Warren Caddy

Personal information
- Full name: Warren Caddy
- Date of birth: 9 April 1997 (age 29)
- Place of birth: Cagnes-sur-Mer, France
- Height: 1.83 m (6 ft 0 in)
- Position: Forward

Team information
- Current team: Randers
- Number: 10

Youth career
- Ajaccio

Senior career*
- Years: Team / Apps / (Gls)
- 2015–2017: Ajaccio II / 43 / (14)
- 2015–2017: Ajaccio / 4 / (0)
- 2017–2018: Grasse / 24 / (4)
- 2018–2019: Colomiers / 21 / (3)
- 2019–2020: Sète / 27 / (11)
- 2020–2024: Paris FC / 72 / (7)
- 2023: Paris FC B / 5 / (0)
- 2023–2024: → Annecy (loan) / 10 / (4)
- 2024–2026: Lausanne Ouchy / 45 / (27)
- 2026–: Randers / 12 / (2)

International career^{‡}
- 2023–: Madagascar / 11 / (2)

= Warren Caddy =

Footballer (born 1997)

Warren Caddy (born 9 April 1997) is a professional footballer who plays as a forward for Danish Superliga club Randers FC and the Madagascar national team.

==Career==
A product of Ajaccio's youth system, Caddy made his senior debut on 17 April 2015, coming on as a substitute for Laurent Abergel in a 2–0 defeat to Troyes at the Stade de l'Aube.

On 24 January 2026, Warren Caddy signed for Randers FC on a three-and-a-half-year contract, joining the Danish Superliga club from Swiss Challenge League side FC Stade Lausanne-Ouchy.
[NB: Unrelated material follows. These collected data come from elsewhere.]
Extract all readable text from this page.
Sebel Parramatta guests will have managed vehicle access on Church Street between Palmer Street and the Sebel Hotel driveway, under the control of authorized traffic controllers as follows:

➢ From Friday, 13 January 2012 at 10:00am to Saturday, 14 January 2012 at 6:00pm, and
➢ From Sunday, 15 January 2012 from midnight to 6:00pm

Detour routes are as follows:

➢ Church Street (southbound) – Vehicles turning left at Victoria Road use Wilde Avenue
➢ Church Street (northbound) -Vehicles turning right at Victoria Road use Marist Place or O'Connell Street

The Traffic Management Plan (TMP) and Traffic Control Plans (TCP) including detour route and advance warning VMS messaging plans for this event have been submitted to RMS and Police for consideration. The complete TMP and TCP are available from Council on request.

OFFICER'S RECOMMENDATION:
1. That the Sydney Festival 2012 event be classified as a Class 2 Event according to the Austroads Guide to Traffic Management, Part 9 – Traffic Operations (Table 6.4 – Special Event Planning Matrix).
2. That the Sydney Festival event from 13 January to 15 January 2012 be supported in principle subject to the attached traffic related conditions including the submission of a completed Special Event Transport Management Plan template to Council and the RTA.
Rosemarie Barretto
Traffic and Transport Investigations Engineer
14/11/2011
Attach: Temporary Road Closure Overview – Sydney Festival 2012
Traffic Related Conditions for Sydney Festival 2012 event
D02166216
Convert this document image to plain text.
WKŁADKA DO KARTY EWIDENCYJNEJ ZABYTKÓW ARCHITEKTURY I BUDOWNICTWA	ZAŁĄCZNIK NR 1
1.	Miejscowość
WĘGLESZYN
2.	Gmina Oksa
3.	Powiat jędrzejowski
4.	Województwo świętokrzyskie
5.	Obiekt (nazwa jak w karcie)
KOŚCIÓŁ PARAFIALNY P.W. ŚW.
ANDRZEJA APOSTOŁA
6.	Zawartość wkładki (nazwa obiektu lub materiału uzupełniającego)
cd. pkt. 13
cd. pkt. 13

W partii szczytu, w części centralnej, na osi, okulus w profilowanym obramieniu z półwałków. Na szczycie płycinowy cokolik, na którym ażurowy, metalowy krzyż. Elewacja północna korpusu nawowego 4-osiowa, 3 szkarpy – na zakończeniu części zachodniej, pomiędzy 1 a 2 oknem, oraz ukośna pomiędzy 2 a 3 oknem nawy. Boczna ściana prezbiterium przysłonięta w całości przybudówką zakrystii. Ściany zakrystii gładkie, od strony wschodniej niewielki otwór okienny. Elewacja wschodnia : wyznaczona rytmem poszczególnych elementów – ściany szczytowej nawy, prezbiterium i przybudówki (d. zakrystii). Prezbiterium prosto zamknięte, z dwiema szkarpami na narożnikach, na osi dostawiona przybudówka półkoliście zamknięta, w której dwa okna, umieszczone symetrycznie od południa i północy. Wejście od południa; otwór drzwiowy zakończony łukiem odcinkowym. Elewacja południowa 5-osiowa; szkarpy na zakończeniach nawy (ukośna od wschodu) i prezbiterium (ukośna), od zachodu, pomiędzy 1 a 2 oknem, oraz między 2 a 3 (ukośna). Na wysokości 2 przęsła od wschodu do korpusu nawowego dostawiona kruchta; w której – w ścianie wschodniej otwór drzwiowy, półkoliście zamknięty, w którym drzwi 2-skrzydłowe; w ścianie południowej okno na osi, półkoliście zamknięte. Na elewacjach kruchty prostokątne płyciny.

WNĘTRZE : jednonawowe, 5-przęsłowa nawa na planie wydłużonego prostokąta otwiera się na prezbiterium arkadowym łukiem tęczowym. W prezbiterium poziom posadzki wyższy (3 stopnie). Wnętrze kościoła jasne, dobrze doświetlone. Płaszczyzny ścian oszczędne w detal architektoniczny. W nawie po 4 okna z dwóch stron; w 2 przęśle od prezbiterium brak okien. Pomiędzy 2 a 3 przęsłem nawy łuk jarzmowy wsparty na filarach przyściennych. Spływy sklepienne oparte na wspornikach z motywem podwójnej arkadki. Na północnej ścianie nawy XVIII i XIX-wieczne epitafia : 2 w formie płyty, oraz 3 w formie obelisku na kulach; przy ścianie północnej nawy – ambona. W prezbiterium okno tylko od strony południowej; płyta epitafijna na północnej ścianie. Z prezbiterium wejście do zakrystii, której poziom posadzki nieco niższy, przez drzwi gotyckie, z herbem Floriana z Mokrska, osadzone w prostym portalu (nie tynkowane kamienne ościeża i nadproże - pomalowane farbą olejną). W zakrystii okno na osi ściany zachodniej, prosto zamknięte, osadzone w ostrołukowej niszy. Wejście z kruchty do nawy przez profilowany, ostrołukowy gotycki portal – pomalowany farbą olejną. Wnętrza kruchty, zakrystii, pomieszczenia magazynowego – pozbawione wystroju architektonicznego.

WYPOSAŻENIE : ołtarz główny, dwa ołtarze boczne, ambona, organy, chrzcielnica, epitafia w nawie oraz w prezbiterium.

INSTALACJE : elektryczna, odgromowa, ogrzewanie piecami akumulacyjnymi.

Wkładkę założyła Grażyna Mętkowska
His arrival was officially announced by Randers FC, with Caddy immediately joining the squad on their winter training camp in Portugal and being assigned the number 10 shirt.

===International career===

List of international goals scored by Iban Salvador
| No. | Date | Venue | Opponent | Score | Result | Competition | Ref. |
|---|---|---|---|---|---|---|---|
| 1 | 4 September 2025 | Larbi Zaouli Stadium, Casablanca, Morocco | Central African Republic | 1–0 | 2–0 | 2026 FIFA World Cup qualification |  |
| 1 | 8 September 2025 | Larbi Zaouli Stadium, Casablanca, Morocco | Chad | 1–1 | 3–1 | 2026 FIFA World Cup qualification |  |

==Personal life==
Caddy was born in France and is of Martiniquais and Malagasy descent. In November 2023, he was called up to the Madagascar national team for a set of 2026 FIFA World Cup qualification matches.